Justinian
- Author: H. N. Turteltaub
- Language: English
- Genre: Historical novel
- Publisher: TOR
- Publication date: 1998
- Publication place: United States
- Media type: Print (hardback & paperback)
- ISBN: 0-8125-4527-3 (paperback edition)

= Justinian (novel) =

1998 novel by Harry Turtledove

Justinian (ISBN 0-8125-4527-3), was published in 1998 by Tor Books. It is a novel by American writer Harry Turtledove writing under the pseudonym H. N. Turteltaub, a name he used for a time when writing historical fiction.

==Plot summary==

The book is in the format of a fictional memoir written by Byzantine Emperor Justinian II, with brief interludes from a soldier named Myakes, who was close to Justinian throughout much of the emperor's life. The book follows Justinian's time before and after taking the throne, as well as his overthrow, mutilation and exile in the Crimea, his subsequent return to power (following a possibly apocryphal nose-job), his insane quest for revenge, and his finally being unseated a second time and executed. Myakes, who had been blinded and exiled to a monastery after Justinian's final defeat, listens as a fellow monk named Brother Elpidios reads the memoir out loud, and occasionally interrupts with commentary or criticism. In the end, Elipidos, who had been contemplating writing his own history, hides the book as he believes he could not properly separate the good from the evil in Justinian's life.

==Historical accuracy==

In an author's note, Turtledove, who has a doctorate in Byzantine history, discusses the historical accuracy of the books. He notes that the reconstructive surgery which he describes Justinian undergoing is one which Indian surgeons were actually performing at the time and is one speculation about how the exiled emperor may have restored his nose. He says that most of the departures from the historical record were done for dramatic purposes, such as the creation of Myakes as a companion and sounding board for Justinian, and changes to the religious debates of the time, which Turtledove believed would appear hopelessly obscurantist to most modern readers.

==Major themes ==
The central theme of the book seems to be "power corrupts, and absolute power corrupts absolutely", but this is not necessarily the case. Justinian is a man who believes he can do no wrong. After all, he is on the throne because God wants him to be there. If he is acting in the name of God, how can he be doing evil?

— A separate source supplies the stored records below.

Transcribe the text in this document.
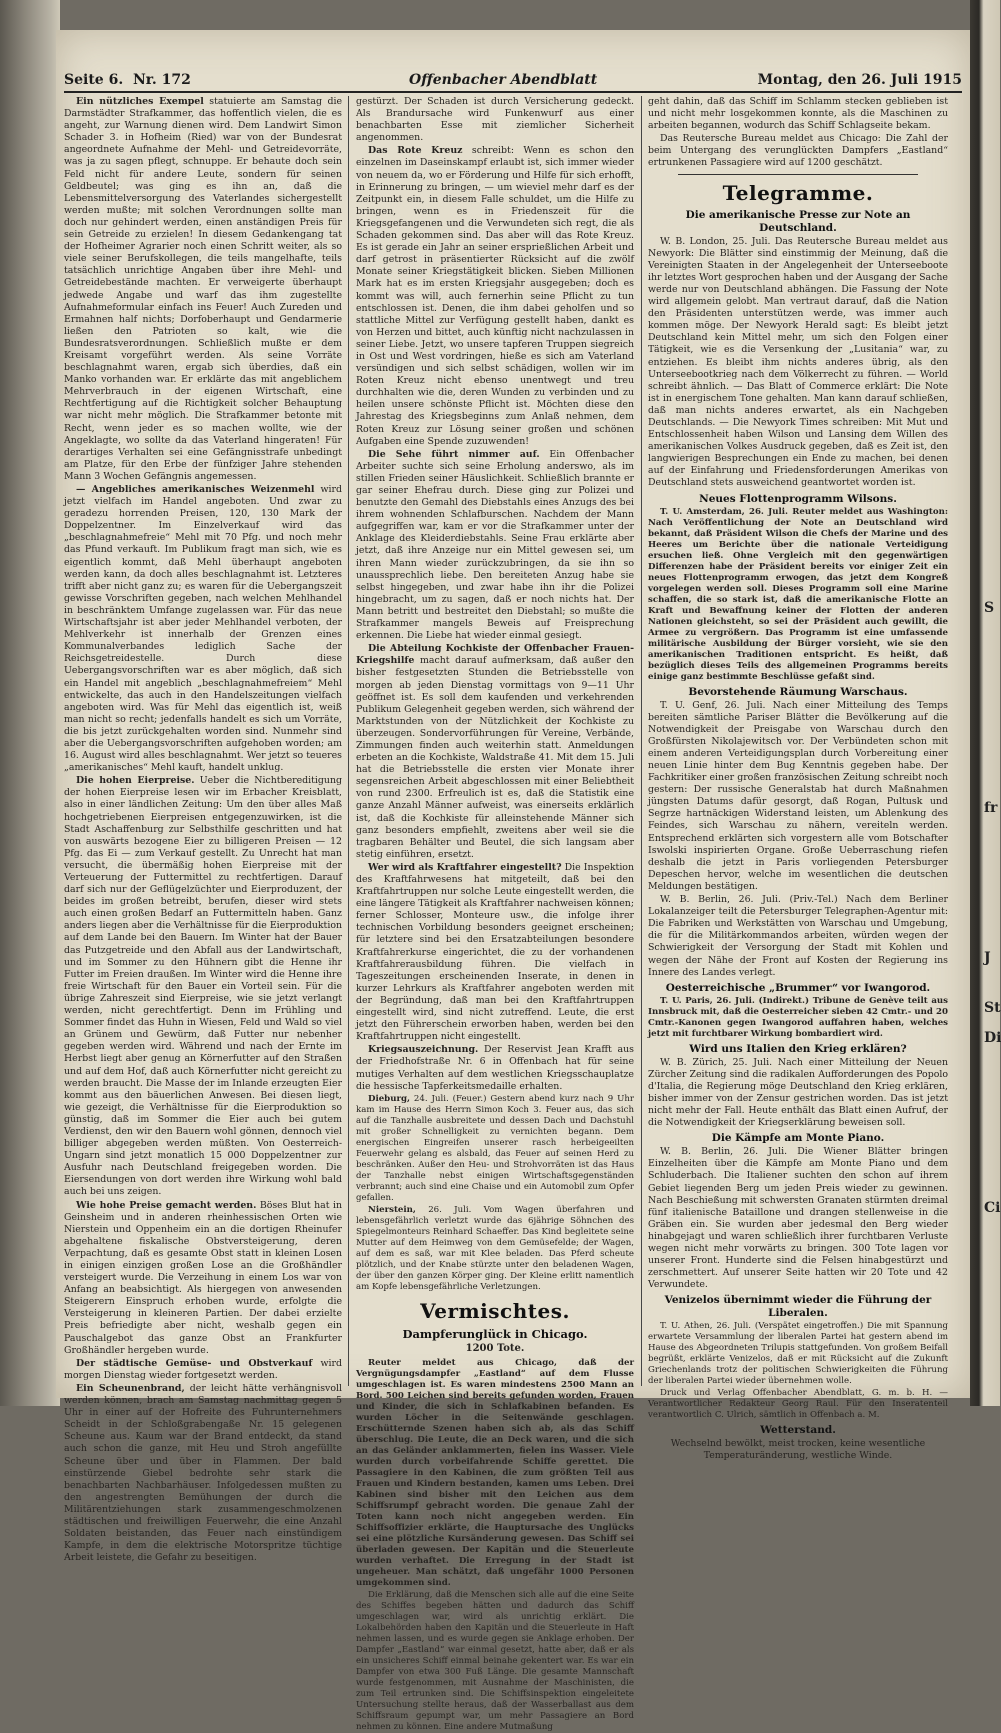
Seite 6. Nr. 172	Offenbacher Abendblatt	Montag, den 26. Juli 1915

Ein nützliches Exempel statuierte am Samstag die Darmstädter Strafkammer, das hoffentlich vielen, die es angeht, zur Warnung dienen wird. Dem Landwirt Simon Schader 3. in Hofheim (Ried) war von der Bundesrat angeordnete Aufnahme der Mehl- und Getreidevorräte, was ja zu sagen pflegt, schnuppe. Er behaute doch sein Feld nicht für andere Leute, sondern für seinen Geldbeutel; was ging es ihn an, daß die Lebensmittelversorgung des Vaterlandes sichergestellt werden mußte; mit solchen Verordnungen sollte man doch nur gehindert werden, einen anständigen Preis für sein Getreide zu erzielen! In diesem Gedankengang tat der Hofheimer Agrarier noch einen Schritt weiter, als so viele seiner Berufskollegen, die teils mangelhafte, teils tatsächlich unrichtige Angaben über ihre Mehl- und Getreidebestände machten. Er verweigerte überhaupt jedwede Angabe und warf das ihm zugestellte Aufnahmeformular einfach ins Feuer! Auch Zureden und Ermahnen half nichts; Dorfoberhaupt und Gendarmerie ließen den Patrioten so kalt, wie die Bundesratsverordnungen. Schließlich mußte er dem Kreisamt vorgeführt werden. Als seine Vorräte beschlagnahmt waren, ergab sich überdies, daß ein Manko vorhanden war. Er erklärte das mit angeblichem Mehrverbrauch in der eigenen Wirtschaft, eine Rechtfertigung auf die Richtigkeit solcher Behauptung war nicht mehr möglich. Die Strafkammer betonte mit Recht, wenn jeder es so machen wollte, wie der Angeklagte, wo sollte da das Vaterland hingeraten! Für derartiges Verhalten sei eine Gefängnisstrafe unbedingt am Platze, für den Erbe der fünfziger Jahre stehenden Mann 3 Wochen Gefängnis angemessen.

— Angebliches amerikanisches Weizenmehl wird jetzt vielfach im Handel angeboten. Und zwar zu geradezu horrenden Preisen, 120, 130 Mark der Doppelzentner. Im Einzelverkauf wird das „beschlagnahmefreie“ Mehl mit 70 Pfg. und noch mehr das Pfund verkauft. Im Publikum fragt man sich, wie es eigentlich kommt, daß Mehl überhaupt angeboten werden kann, da doch alles beschlagnahmt ist. Letzteres trifft aber nicht ganz zu; es waren für die Uebergangszeit gewisse Vorschriften gegeben, nach welchen Mehlhandel in beschränktem Umfange zugelassen war. Für das neue Wirtschaftsjahr ist aber jeder Mehlhandel verboten, der Mehlverkehr ist innerhalb der Grenzen eines Kommunalverbandes lediglich Sache der Reichsgetreidestelle. Durch diese Uebergangsvorschriften war es aber möglich, daß sich ein Handel mit angeblich „beschlagnahmefreiem“ Mehl entwickelte, das auch in den Handelszeitungen vielfach angeboten wird. Was für Mehl das eigentlich ist, weiß man nicht so recht; jedenfalls handelt es sich um Vorräte, die bis jetzt zurückgehalten worden sind. Nunmehr sind aber die Uebergangsvorschriften aufgehoben worden; am 16. August wird alles beschlagnahmt. Wer jetzt so teueres „amerikanisches“ Mehl kauft, handelt unklug.

Die hohen Eierpreise. Ueber die Nichtbereditigung der hohen Eierpreise lesen wir im Erbacher Kreisblatt, also in einer ländlichen Zeitung: Um den über alles Maß hochgetriebenen Eierpreisen entgegenzuwirken, ist die Stadt Aschaffenburg zur Selbsthilfe geschritten und hat von auswärts bezogene Eier zu billigeren Preisen — 12 Pfg. das Ei — zum Verkauf gestellt. Zu Unrecht hat man versucht, die übermäßig hohen Eierpreise mit der Verteuerung der Futtermittel zu rechtfertigen. Darauf darf sich nur der Geflügelzüchter und Eierproduzent, der beides im großen betreibt, berufen, dieser wird stets auch einen großen Bedarf an Futtermitteln haben. Ganz anders liegen aber die Verhältnisse für die Eierproduktion auf dem Lande bei den Bauern. Im Winter hat der Bauer das Putzgetreide und den Abfall aus der Landwirtschaft, und im Sommer zu den Hühnern gibt die Henne ihr Futter im Freien draußen. Im Winter wird die Henne ihre freie Wirtschaft für den Bauer ein Vorteil sein. Für die übrige Zahreszeit sind Eierpreise, wie sie jetzt verlangt werden, nicht gerechtfertigt. Denn im Frühling und Sommer findet das Huhn in Wiesen, Feld und Wald so viel an Grünem und Gewürm, daß Futter nur nebenher gegeben werden wird. Während und nach der Ernte im Herbst liegt aber genug an Körnerfutter auf den Straßen und auf dem Hof, daß auch Körnerfutter nicht gereicht zu werden braucht. Die Masse der im Inlande erzeugten Eier kommt aus den bäuerlichen Anwesen. Bei diesen liegt, wie gezeigt, die Verhältnisse für die Eierproduktion so günstig, daß im Sommer die Eier auch bei gutem Verdienst, den wir den Bauern wohl gönnen, dennoch viel billiger abgegeben werden müßten. Von Oesterreich-Ungarn sind jetzt monatlich 15 000 Doppelzentner zur Ausfuhr nach Deutschland freigegeben worden. Die Eiersendungen von dort werden ihre Wirkung wohl bald auch bei uns zeigen.

Wie hohe Preise gemacht werden. Böses Blut hat in Geinsheim und in anderen rheinhessischen Orten wie Nierstein und Oppenheim ein an die dortigen Rheinufer abgehaltene fiskalische Obstversteigerung, deren Verpachtung, daß es gesamte Obst statt in kleinen Losen in einigen einzigen großen Lose an die Großhändler versteigert wurde. Die Verzeihung in einem Los war von Anfang an beabsichtigt. Als hiergegen von anwesenden Steigerern Einspruch erhoben wurde, erfolgte die Versteigerung in kleineren Partien. Der dabei erzielte Preis befriedigte aber nicht, weshalb gegen ein Pauschalgebot das ganze Obst an Frankfurter Großhändler hergeben wurde.

Der städtische Gemüse- und Obstverkauf wird morgen Dienstag wieder fortgesetzt werden.

Ein Scheunenbrand, der leicht hätte verhängnisvoll werden können, brach am Samstag nachmittag gegen 5 Uhr in einer auf der Hofreite des Fuhrunternehmers Scheidt in der Schloßgrabengaße Nr. 15 gelegenen Scheune aus. Kaum war der Brand entdeckt, da stand auch schon die ganze, mit Heu und Stroh angefüllte Scheune über und über in Flammen. Der bald einstürzende Giebel bedrohte sehr stark die benachbarten Nachbarhäuser. Infolgedessen mußten zu den angestrengten Bemühungen der durch die Militärentziehungen stark zusammengeschmolzenen städtischen und freiwilligen Feuerwehr, die eine Anzahl Soldaten beistanden, das Feuer nach einstündigem Kampfe, in dem die elektrische Motorspritze tüchtige Arbeit leistete, die Gefahr zu beseitigen.

gestürzt. Der Schaden ist durch Versicherung gedeckt. Als Brandursache wird Funkenwurf aus einer benachbarten Esse mit ziemlicher Sicherheit angenommen.

Das Rote Kreuz schreibt: Wenn es schon den einzelnen im Daseinskampf erlaubt ist, sich immer wieder von neuem da, wo er Förderung und Hilfe für sich erhofft, in Erinnerung zu bringen, — um wieviel mehr darf es der Zeitpunkt ein, in diesem Falle schuldet, um die Hilfe zu bringen, wenn es in Friedenszeit für die Kriegsgefangenen und die Verwundeten sich regt, die als Schaden gekommen sind. Das aber will das Rote Kreuz. Es ist gerade ein Jahr an seiner ersprießlichen Arbeit und darf getrost in präsentierter Rücksicht auf die zwölf Monate seiner Kriegstätigkeit blicken. Sieben Millionen Mark hat es im ersten Kriegsjahr ausgegeben; doch es kommt was will, auch fernerhin seine Pflicht zu tun entschlossen ist. Denen, die ihm dabei geholfen und so stattliche Mittel zur Verfügung gestellt haben, dankt es von Herzen und bittet, auch künftig nicht nachzulassen in seiner Liebe. Jetzt, wo unsere tapferen Truppen siegreich in Ost und West vordringen, hieße es sich am Vaterland versündigen und sich selbst schädigen, wollen wir im Roten Kreuz nicht ebenso unentwegt und treu durchhalten wie die, deren Wunden zu verbinden und zu heilen unsere schönste Pflicht ist. Möchten diese den Jahrestag des Kriegsbeginns zum Anlaß nehmen, dem Roten Kreuz zur Lösung seiner großen und schönen Aufgaben eine Spende zuzuwenden!

Die Sehe führt nimmer auf. Ein Offenbacher Arbeiter suchte sich seine Erholung anderswo, als im stillen Frieden seiner Häuslichkeit. Schließlich brannte er gar seiner Ehefrau durch. Diese ging zur Polizei und benutzte den Gemahl des Diebstahls eines Anzugs des bei ihrem wohnenden Schlafburschen. Nachdem der Mann aufgegriffen war, kam er vor die Strafkammer unter der Anklage des Kleiderdiebstahls. Seine Frau erklärte aber jetzt, daß ihre Anzeige nur ein Mittel gewesen sei, um ihren Mann wieder zurückzubringen, da sie ihn so unaussprechlich liebe. Den bereiteten Anzug habe sie selbst hingegeben, und zwar habe ihn ihr die Polizei hingebracht, um zu sagen, daß er noch nichts hat. Der Mann betritt und bestreitet den Diebstahl; so mußte die Strafkammer mangels Beweis auf Freisprechung erkennen. Die Liebe hat wieder einmal gesiegt.

Die Abteilung Kochkiste der Offenbacher Frauen-Kriegshilfe macht darauf aufmerksam, daß außer den bisher festgesetzten Stunden die Betriebsstelle von morgen ab jeden Dienstag vormittags von 9—11 Uhr geöffnet ist. Es soll dem kaufenden und verkehrenden Publikum Gelegenheit gegeben werden, sich während der Marktstunden von der Nützlichkeit der Kochkiste zu überzeugen. Sondervorführungen für Vereine, Verbände, Zimmungen finden auch weiterhin statt. Anmeldungen erbeten an die Kochkiste, Waldstraße 41. Mit dem 15. Juli hat die Betriebsstelle die ersten vier Monate ihrer segensreichen Arbeit abgeschlossen mit einer Beliebtheit von rund 2300. Erfreulich ist es, daß die Statistik eine ganze Anzahl Männer aufweist, was einerseits erklärlich ist, daß die Kochkiste für alleinstehende Männer sich ganz besonders empfiehlt, zweitens aber weil sie die tragbaren Behälter und Beutel, die sich langsam aber stetig einführen, ersetzt.

Wer wird als Kraftfahrer eingestellt? Die Inspektion des Kraftfahrwesens hat mitgeteilt, daß bei den Kraftfahrtruppen nur solche Leute eingestellt werden, die eine längere Tätigkeit als Kraftfahrer nachweisen können; ferner Schlosser, Monteure usw., die infolge ihrer technischen Vorbildung besonders geeignet erscheinen; für letztere sind bei den Ersatzabteilungen besondere Kraftfahrerkurse eingerichtet, die zu der vorhandenen Kraftfahrerausbildung führen. Die vielfach in Tageszeitungen erscheinenden Inserate, in denen in kurzer Lehrkurs als Kraftfahrer angeboten werden mit der Begründung, daß man bei den Kraftfahrtruppen eingestellt wird, sind nicht zutreffend. Leute, die erst jetzt den Führerschein erworben haben, werden bei den Kraftfahrtruppen nicht eingestellt.

Kriegsauszeichnung. Der Reservist Jean Krafft aus der Friedhofstraße Nr. 6 in Offenbach hat für seine mutiges Verhalten auf dem westlichen Kriegsschauplatze die hessische Tapferkeitsmedaille erhalten.

Dieburg, 24. Juli. (Feuer.) Gestern abend kurz nach 9 Uhr kam im Hause des Herrn Simon Koch 3. Feuer aus, das sich auf die Tanzhalle ausbreitete und dessen Dach und Dachstuhl mit großer Schnelligkeit zu vernichten begann. Dem energischen Eingreifen unserer rasch herbeigeeilten Feuerwehr gelang es alsbald, das Feuer auf seinen Herd zu beschränken. Außer den Heu- und Strohvorräten ist das Haus der Tanzhalle nebst einigen Wirtschaftsgegenständen verbrannt; auch sind eine Chaise und ein Automobil zum Opfer gefallen.

Nierstein, 26. Juli. Vom Wagen überfahren und lebensgefährlich verletzt wurde das 6jährige Söhnchen des Spiegelmonteurs Reinhard Schaeffer. Das Kind begleitete seine Mutter auf dem Heimweg von dem Gemüsefelde; der Wagen, auf dem es saß, war mit Klee beladen. Das Pferd scheute plötzlich, und der Knabe stürzte unter den beladenen Wagen, der über den ganzen Körper ging. Der Kleine erlitt namentlich am Kopfe lebensgefährliche Verletzungen.

Vermischtes.
Dampferunglück in Chicago.
1200 Tote.

Reuter meldet aus Chicago, daß der Vergnügungsdampfer „Eastland“ auf dem Flusse umgeschlagen ist. Es waren mindestens 2500 Mann an Bord. 500 Leichen sind bereits gefunden worden, Frauen und Kinder, die sich in Schlafkabinen befanden. Es wurden Löcher in die Seitenwände geschlagen. Erschütternde Szenen haben sich ab, als das Schiff überschlug. Die Leute, die an Deck waren, und die sich an das Geländer anklammerten, fielen ins Wasser. Viele wurden durch vorbeifahrende Schiffe gerettet. Die Passagiere in den Kabinen, die zum größten Teil aus Frauen und Kindern bestanden, kamen ums Leben. Drei Kabinen sind bisher mit den Leichen aus dem Schiffsrumpf gebracht worden. Die genaue Zahl der Toten kann noch nicht angegeben werden. Ein Schiffsoffizier erklärte, die Hauptursache des Unglücks sei eine plötzliche Kursänderung gewesen. Das Schiff sei überladen gewesen. Der Kapitän und die Steuerleute wurden verhaftet. Die Erregung in der Stadt ist ungeheuer. Man schätzt, daß ungefähr 1000 Personen umgekommen sind.

Die Erklärung, daß die Menschen sich alle auf die eine Seite des Schiffes begeben hätten und dadurch das Schiff umgeschlagen war, wird als unrichtig erklärt. Die Lokalbehörden haben den Kapitän und die Steuerleute in Haft nehmen lassen, und es wurde gegen sie Anklage erhoben. Der Dampfer „Eastland“ war einmal gesetzt, hatte aber, daß er als ein unsicheres Schiff einmal beinahe gekentert war. Es war ein Dampfer von etwa 300 Fuß Länge. Die gesamte Mannschaft wurde festgenommen, mit Ausnahme der Maschinisten, die zum Teil ertrunken sind. Die Schiffsinspektion eingeleitete Untersuchung stellte heraus, daß der Wasserballast aus dem Schiffsraum gepumpt war, um mehr Passagiere an Bord nehmen zu können. Eine andere Mutmaßung

geht dahin, daß das Schiff im Schlamm stecken geblieben ist und nicht mehr losgekommen konnte, als die Maschinen zu arbeiten begannen, wodurch das Schiff Schlagseite bekam.

Das Reutersche Bureau meldet aus Chicago: Die Zahl der beim Untergang des verunglückten Dampfers „Eastland“ ertrunkenen Passagiere wird auf 1200 geschätzt.

Telegramme.
Die amerikanische Presse zur Note an Deutschland.

W. B. London, 25. Juli. Das Reutersche Bureau meldet aus Newyork: Die Blätter sind einstimmig der Meinung, daß die Vereinigten Staaten in der Angelegenheit der Unterseeboote ihr letztes Wort gesprochen haben und der Ausgang der Sache werde nur von Deutschland abhängen. Die Fassung der Note wird allgemein gelobt. Man vertraut darauf, daß die Nation den Präsidenten unterstützen werde, was immer auch kommen möge. Der Newyork Herald sagt: Es bleibt jetzt Deutschland kein Mittel mehr, um sich den Folgen einer Tätigkeit, wie es die Versenkung der „Lusitania“ war, zu entziehen. Es bleibt ihm nichts anderes übrig, als den Unterseebootkrieg nach dem Völkerrecht zu führen. — World schreibt ähnlich. — Das Blatt of Commerce erklärt: Die Note ist in energischem Tone gehalten. Man kann darauf schließen, daß man nichts anderes erwartet, als ein Nachgeben Deutschlands. — Die Newyork Times schreiben: Mit Mut und Entschlossenheit haben Wilson und Lansing dem Willen des amerikanischen Volkes Ausdruck gegeben, daß es Zeit ist, den langwierigen Besprechungen ein Ende zu machen, bei denen auf der Einfahrung und Friedensforderungen Amerikas von Deutschland stets ausweichend geantwortet worden ist.

Neues Flottenprogramm Wilsons.

T. U. Amsterdam, 26. Juli. Reuter meldet aus Washington: Nach Veröffentlichung der Note an Deutschland wird bekannt, daß Präsident Wilson die Chefs der Marine und des Heeres um Berichte über die nationale Verteidigung ersuchen ließ. Ohne Vergleich mit den gegenwärtigen Differenzen habe der Präsident bereits vor einiger Zeit ein neues Flottenprogramm erwogen, das jetzt dem Kongreß vorgelegen werden soll. Dieses Programm soll eine Marine schaffen, die so stark ist, daß die amerikanische Flotte an Kraft und Bewaffnung keiner der Flotten der anderen Nationen gleichsteht, so sei der Präsident auch gewillt, die Armee zu vergrößern. Das Programm ist eine umfassende militärische Ausbildung der Bürger vorsieht, wie sie den amerikanischen Traditionen entspricht. Es heißt, daß bezüglich dieses Teils des allgemeinen Programms bereits einige ganz bestimmte Beschlüsse gefaßt sind.

Bevorstehende Räumung Warschaus.

T. U. Genf, 26. Juli. Nach einer Mitteilung des Temps bereiten sämtliche Pariser Blätter die Bevölkerung auf die Notwendigkeit der Preisgabe von Warschau durch den Großfürsten Nikolajewitsch vor. Der Verbündeten schon mit einem anderen Verteidigungsplan durch Vorbereitung einer neuen Linie hinter dem Bug Kenntnis gegeben habe. Der Fachkritiker einer großen französischen Zeitung schreibt noch gestern: Der russische Generalstab hat durch Maßnahmen jüngsten Datums dafür gesorgt, daß Rogan, Pultusk und Segrze hartnäckigen Widerstand leisten, um Ablenkung des Feindes, sich Warschau zu nähern, vereiteln werden. Entsprechend erklärten sich vorgestern alle vom Botschafter Iswolski inspirierten Organe. Große Ueberraschung riefen deshalb die jetzt in Paris vorliegenden Petersburger Depeschen hervor, welche im wesentlichen die deutschen Meldungen bestätigen.

W. B. Berlin, 26. Juli. (Priv.-Tel.) Nach dem Berliner Lokalanzeiger teilt die Petersburger Telegraphen-Agentur mit: Die Fabriken und Werkstätten von Warschau und Umgebung, die für die Militärkommandos arbeiten, würden wegen der Schwierigkeit der Versorgung der Stadt mit Kohlen und wegen der Nähe der Front auf Kosten der Regierung ins Innere des Landes verlegt.

Oesterreichische „Brummer“ vor Iwangorod.

T. U. Paris, 26. Juli. (Indirekt.) Tribune de Genève teilt aus Innsbruck mit, daß die Oesterreicher sieben 42 Cmtr.- und 20 Cmtr.-Kanonen gegen Iwangorod auffahren haben, welches jetzt mit furchtbarer Wirkung bombardiert wird.

Wird uns Italien den Krieg erklären?

W. B. Zürich, 25. Juli. Nach einer Mitteilung der Neuen Zürcher Zeitung sind die radikalen Aufforderungen des Popolo d'Italia, die Regierung möge Deutschland den Krieg erklären, bisher immer von der Zensur gestrichen worden. Das ist jetzt nicht mehr der Fall. Heute enthält das Blatt einen Aufruf, der die Notwendigkeit der Kriegserklärung beweisen soll.

Die Kämpfe am Monte Piano.

W. B. Berlin, 26. Juli. Die Wiener Blätter bringen Einzelheiten über die Kämpfe am Monte Piano und dem Schluderbach. Die Italiener suchten den schon auf ihrem Gebiet liegenden Berg um jeden Preis wieder zu gewinnen. Nach Beschießung mit schwersten Granaten stürmten dreimal fünf italienische Bataillone und drangen stellenweise in die Gräben ein. Sie wurden aber jedesmal den Berg wieder hinabgejagt und waren schließlich ihrer furchtbaren Verluste wegen nicht mehr vorwärts zu bringen. 300 Tote lagen vor unserer Front. Hunderte sind die Felsen hinabgestürzt und zerschmettert. Auf unserer Seite hatten wir 20 Tote und 42 Verwundete.

Venizelos übernimmt wieder die Führung der Liberalen.

T. U. Athen, 26. Juli. (Verspätet eingetroffen.) Die mit Spannung erwartete Versammlung der liberalen Partei hat gestern abend im Hause des Abgeordneten Trilupis stattgefunden. Von großem Beifall begrüßt, erklärte Venizelos, daß er mit Rücksicht auf die Zukunft Griechenlands trotz der politischen Schwierigkeiten die Führung der liberalen Partei wieder übernehmen wolle.

Druck und Verlag Offenbacher Abendblatt, G. m. b. H. — Verantwortlicher Redakteur Georg Raul. Für den Inseratenteil verantwortlich C. Ulrich, sämtlich in Offenbach a. M.

Wetterstand.

Wechselnd bewölkt, meist trocken, keine wesentliche Temperaturänderung, westliche Winde.

S
fr
J
St
Di
Ci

Another central theme of the book is the importance of religion in the 8th century. Justinian's father is shown convening a synod, and both Justinian and his father lead battles against the newly arisen Muslim faith. The Popes, who are considered by many in Constantinople to be merely the Bishop of Rome, are shown as not having as much influence then as they would have in later centuries.

==Reception==
In a mixed review, Jane Baird of Library Journal wrote, "In spite of lengthy and tedious descriptions of military campaigns and an underpopulated cast of characters, the reader is drawn into a Byzantine world where the glory of God and the glory of earthly power are two sides of a glittering gold coin." The Washington Post reviewer Brian Jacomb said the book was "action-packed, with many battle scenes and much palace intrigue" and called it an "evocative novel" that "commands the reader's attention".

In a positive review, Booklists Margaret Flanagan wrote, "An artfully styled narrative and painstaking attention to historical detail vivify this mesmerizing fictional account". Publishers Weekly also praised the novel, stating, the author's "rich blend of fact and fiction brings the tyrant to life as a man obsessed with imperial power".